Additionally, the Court examined the aim and procedure for the sale of the Greek branches and found that there was no infringement to the right of property.
The principle of legitimate expectations
In order to rely upon this principle, it must be assumed that precise, unconditional and consistent assurances were provided to the interested party by the competent European Union authorities. The Applicants claimed that they were given consistent and precise assurances by European Union authorities that the measures provided for in the Memorandum of Understanding would not be imposed on RoC.
The Court held that the Applicants could not derive a legitimate expectation from the acts and conduct invoked in their actions.
The principle of equal treatment
The Applicants claimed that the uninsured depositors of Laiki were discriminated against vis-à-vis creditors thereof whose claims were based on the Emergency Liquidity Assistance (‘ELA’) granted to Laiki.

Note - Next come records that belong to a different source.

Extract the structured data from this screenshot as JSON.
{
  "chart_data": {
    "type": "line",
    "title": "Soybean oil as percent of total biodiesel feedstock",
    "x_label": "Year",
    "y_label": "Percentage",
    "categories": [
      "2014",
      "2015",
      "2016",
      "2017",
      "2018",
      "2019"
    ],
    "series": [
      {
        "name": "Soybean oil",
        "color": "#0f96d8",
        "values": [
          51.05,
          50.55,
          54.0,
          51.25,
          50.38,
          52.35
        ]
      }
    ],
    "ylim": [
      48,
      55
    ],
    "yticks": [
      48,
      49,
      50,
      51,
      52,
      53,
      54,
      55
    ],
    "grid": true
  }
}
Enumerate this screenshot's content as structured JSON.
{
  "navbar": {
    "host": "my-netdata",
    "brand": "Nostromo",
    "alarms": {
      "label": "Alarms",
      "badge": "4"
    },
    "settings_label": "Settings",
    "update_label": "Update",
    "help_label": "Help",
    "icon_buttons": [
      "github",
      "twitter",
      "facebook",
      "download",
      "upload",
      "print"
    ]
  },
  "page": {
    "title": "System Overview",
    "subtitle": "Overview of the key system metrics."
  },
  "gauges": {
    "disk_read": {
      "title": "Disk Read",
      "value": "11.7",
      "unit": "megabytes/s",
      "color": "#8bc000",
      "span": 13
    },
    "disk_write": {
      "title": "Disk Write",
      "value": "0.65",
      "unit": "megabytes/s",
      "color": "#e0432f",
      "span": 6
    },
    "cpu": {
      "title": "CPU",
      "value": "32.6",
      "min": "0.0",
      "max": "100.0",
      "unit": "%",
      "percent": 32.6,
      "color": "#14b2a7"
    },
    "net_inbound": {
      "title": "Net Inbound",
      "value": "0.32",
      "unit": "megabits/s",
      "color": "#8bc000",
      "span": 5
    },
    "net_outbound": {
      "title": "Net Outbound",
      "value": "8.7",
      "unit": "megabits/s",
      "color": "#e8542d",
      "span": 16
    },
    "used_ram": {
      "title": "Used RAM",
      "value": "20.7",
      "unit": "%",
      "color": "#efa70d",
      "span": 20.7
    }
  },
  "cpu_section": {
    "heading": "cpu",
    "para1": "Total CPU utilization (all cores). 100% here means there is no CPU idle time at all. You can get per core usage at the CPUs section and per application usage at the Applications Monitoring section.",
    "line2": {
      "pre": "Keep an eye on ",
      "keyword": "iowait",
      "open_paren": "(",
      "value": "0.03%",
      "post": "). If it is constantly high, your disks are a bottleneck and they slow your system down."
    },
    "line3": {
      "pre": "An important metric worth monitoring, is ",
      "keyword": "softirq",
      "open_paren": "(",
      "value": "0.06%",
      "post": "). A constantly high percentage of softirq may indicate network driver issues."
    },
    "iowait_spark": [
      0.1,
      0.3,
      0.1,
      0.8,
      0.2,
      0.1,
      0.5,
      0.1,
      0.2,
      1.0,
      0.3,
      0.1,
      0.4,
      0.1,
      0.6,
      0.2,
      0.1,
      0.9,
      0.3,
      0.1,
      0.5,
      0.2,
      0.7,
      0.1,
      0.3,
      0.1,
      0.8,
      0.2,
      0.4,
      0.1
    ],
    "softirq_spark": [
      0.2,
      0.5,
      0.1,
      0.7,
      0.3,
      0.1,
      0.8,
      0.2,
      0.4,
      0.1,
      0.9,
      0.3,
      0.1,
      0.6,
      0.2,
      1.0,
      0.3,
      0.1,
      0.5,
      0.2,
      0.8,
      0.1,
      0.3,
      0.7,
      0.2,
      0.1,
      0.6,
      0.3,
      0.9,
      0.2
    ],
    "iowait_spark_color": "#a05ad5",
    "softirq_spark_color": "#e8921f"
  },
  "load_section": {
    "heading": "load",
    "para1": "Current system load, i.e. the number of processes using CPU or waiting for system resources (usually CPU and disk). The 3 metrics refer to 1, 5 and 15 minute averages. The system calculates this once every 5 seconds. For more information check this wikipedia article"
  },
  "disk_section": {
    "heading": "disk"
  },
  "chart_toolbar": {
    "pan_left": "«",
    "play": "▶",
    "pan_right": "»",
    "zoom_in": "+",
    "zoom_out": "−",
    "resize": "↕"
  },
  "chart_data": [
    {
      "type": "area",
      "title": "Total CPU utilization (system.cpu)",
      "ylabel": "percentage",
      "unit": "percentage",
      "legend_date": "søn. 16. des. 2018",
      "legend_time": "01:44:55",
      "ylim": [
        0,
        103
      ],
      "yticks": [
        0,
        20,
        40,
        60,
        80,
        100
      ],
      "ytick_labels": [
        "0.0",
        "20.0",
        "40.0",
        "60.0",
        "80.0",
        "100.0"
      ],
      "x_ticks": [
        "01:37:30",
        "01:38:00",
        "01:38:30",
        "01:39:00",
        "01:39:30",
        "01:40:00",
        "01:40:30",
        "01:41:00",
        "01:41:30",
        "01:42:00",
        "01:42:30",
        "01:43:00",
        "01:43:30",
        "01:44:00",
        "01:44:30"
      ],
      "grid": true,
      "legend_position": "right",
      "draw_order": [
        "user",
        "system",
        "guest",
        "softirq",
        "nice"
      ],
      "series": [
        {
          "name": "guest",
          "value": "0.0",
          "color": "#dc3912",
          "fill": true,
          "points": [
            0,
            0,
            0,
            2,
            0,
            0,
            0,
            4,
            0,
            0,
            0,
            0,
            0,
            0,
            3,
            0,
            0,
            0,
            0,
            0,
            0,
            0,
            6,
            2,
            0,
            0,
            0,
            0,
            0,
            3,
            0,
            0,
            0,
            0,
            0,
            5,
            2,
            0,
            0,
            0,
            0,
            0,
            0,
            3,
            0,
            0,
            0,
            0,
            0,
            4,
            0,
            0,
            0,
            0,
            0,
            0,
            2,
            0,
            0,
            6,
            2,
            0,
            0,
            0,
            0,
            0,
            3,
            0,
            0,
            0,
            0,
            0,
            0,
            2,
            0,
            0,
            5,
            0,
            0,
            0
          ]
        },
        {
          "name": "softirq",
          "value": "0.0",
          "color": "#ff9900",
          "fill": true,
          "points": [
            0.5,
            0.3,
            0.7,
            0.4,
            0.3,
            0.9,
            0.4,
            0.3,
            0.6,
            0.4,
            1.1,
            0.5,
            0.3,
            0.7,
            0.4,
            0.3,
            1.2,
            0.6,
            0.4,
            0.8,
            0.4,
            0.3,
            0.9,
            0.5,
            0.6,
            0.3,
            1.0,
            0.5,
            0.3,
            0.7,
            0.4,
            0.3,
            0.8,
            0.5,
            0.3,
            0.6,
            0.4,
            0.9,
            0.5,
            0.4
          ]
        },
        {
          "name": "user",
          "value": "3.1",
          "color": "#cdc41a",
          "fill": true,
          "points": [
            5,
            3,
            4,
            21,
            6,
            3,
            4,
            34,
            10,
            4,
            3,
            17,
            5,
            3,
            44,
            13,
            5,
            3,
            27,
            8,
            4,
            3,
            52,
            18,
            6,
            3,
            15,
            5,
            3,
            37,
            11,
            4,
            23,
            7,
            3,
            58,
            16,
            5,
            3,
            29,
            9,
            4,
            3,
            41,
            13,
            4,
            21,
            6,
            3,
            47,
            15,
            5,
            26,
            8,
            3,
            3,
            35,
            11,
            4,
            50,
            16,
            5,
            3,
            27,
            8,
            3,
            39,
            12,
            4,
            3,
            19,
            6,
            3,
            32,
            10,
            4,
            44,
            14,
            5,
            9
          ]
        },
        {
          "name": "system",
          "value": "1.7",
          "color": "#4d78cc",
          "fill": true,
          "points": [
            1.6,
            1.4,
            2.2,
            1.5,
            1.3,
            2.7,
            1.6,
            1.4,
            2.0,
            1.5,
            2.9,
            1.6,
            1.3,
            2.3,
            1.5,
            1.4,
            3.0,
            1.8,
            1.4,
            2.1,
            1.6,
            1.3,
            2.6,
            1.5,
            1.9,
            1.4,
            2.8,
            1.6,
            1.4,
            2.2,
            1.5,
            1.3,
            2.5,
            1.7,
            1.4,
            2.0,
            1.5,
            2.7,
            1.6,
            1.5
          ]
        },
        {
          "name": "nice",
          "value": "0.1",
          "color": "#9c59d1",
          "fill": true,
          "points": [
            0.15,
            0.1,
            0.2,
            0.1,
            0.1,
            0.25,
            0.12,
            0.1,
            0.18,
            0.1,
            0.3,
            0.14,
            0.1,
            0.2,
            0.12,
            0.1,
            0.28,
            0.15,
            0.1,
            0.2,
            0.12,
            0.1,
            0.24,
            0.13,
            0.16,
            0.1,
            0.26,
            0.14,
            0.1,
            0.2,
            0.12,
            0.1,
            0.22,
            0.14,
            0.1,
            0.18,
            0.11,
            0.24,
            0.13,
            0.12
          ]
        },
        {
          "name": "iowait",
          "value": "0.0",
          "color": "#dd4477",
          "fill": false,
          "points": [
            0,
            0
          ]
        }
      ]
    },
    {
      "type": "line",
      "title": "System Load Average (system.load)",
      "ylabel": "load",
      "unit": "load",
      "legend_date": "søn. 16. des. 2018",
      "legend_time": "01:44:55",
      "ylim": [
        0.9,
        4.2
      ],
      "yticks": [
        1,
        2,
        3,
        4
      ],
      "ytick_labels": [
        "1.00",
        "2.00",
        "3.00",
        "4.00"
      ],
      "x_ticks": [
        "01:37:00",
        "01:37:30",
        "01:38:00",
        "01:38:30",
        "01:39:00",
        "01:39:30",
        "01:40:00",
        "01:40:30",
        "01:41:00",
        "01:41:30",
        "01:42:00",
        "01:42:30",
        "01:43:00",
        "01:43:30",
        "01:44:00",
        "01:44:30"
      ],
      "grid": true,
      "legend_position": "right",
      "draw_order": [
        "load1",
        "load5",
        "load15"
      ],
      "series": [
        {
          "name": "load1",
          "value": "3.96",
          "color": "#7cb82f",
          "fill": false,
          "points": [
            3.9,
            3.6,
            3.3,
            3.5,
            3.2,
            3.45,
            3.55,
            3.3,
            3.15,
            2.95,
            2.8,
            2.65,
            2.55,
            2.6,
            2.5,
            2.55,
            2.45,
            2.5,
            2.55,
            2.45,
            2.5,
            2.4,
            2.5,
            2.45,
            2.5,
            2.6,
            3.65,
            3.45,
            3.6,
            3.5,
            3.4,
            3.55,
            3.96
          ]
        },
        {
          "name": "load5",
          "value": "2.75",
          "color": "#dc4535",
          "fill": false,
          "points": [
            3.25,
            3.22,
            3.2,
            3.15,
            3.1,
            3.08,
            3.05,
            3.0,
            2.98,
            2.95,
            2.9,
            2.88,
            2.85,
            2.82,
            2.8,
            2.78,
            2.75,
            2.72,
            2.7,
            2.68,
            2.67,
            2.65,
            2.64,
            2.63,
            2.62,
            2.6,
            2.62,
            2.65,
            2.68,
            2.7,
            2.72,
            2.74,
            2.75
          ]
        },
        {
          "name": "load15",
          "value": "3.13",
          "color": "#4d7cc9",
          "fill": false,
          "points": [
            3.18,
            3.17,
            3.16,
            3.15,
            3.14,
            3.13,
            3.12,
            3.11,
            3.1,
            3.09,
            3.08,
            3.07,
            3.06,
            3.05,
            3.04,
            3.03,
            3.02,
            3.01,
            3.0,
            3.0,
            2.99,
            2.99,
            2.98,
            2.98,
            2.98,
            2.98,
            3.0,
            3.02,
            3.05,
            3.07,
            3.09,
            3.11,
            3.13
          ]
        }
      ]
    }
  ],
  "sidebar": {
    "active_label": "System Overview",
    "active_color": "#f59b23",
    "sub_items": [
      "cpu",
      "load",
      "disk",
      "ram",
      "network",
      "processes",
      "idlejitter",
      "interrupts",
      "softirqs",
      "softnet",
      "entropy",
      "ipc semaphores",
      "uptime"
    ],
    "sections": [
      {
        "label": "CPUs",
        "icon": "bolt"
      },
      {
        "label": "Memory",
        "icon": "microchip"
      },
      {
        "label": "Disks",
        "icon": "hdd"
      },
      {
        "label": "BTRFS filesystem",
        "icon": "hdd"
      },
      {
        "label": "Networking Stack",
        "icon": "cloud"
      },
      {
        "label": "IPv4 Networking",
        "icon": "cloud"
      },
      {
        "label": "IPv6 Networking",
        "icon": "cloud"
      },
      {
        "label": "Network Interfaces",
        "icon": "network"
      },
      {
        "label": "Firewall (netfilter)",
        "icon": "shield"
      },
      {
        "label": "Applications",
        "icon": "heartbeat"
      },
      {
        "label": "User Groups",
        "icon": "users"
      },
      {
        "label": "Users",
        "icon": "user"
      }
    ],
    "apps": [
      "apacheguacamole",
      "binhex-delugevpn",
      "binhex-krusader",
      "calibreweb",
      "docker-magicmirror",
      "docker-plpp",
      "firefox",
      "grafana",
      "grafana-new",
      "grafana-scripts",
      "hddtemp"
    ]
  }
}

Further, discrimination was claimed based on discrimination vis-à-vis depositors, shareholders and bondholders of banks established in other Member States which benefited from financial assistance prior to RoC as well as vis-à-vis the cooperative banking system which was not subject to a bail in. The Court held that the case concerns different situations that are not comparable and hence no unlawful discrimination can be established.
Additionally, with regard to the allegation of discrimination based on nationality vis-à-vis depositors of the Greek branches, the Court found that although the situations in this instance are comparable, the difference is justified by an objective and reasonable objective, namely the need to prevent contagion from the Cypriot banking system to the Greek financial system.
As a result of the Applicants’ failure to demonstrate the infringement of the first condition, that of the rule of law, and consequently the failure to satisfy the condition for establishing a non-contractual liability of the European Union, the Court rejected the claims for compensation.
These recent judgments have come to follow the decision of 20 September 2016 , whereby it was held that the objective of the measures taken were of a general interest pursued by the European Union, namely the stabilisation of the euro area as a whole.
Taking into consideration the measures imposed and the imminent risk of the financial risks that would have been borne by the depositors had both the banks failed, the Court has deemed that such measures were necessary and proportional to the objectives pursued.
Seeing as the judicial bodies of the European Union have thus far not been satisfied that the measures taken in order to save the financial system of the RoC and to extent, that of the euro zone, amounted to a disproportionate and intolerable interference of the Applicants’ right to property as guaranteed by Article 17(1) of the Charter, it appears that any claims for compensation against the European Union Institutions will fail to be acknowledged by the Court of Justice of the European Union - CJEU.
It remains to be seen whether the European Court of Human Rights - ECHR, will take a different approach as to whether the recognised restrictions of the right to property are justified.
This publication has been prepared as a general guide and for information purposes only. It is not a substitution for professional advice. One must not rely on it without receiving independent advice based on the particular facts of his/her own case. No responsibility can be accepted by the authors or the publishers for any loss occasioned by acting or refraining from acting on the basis of this publication.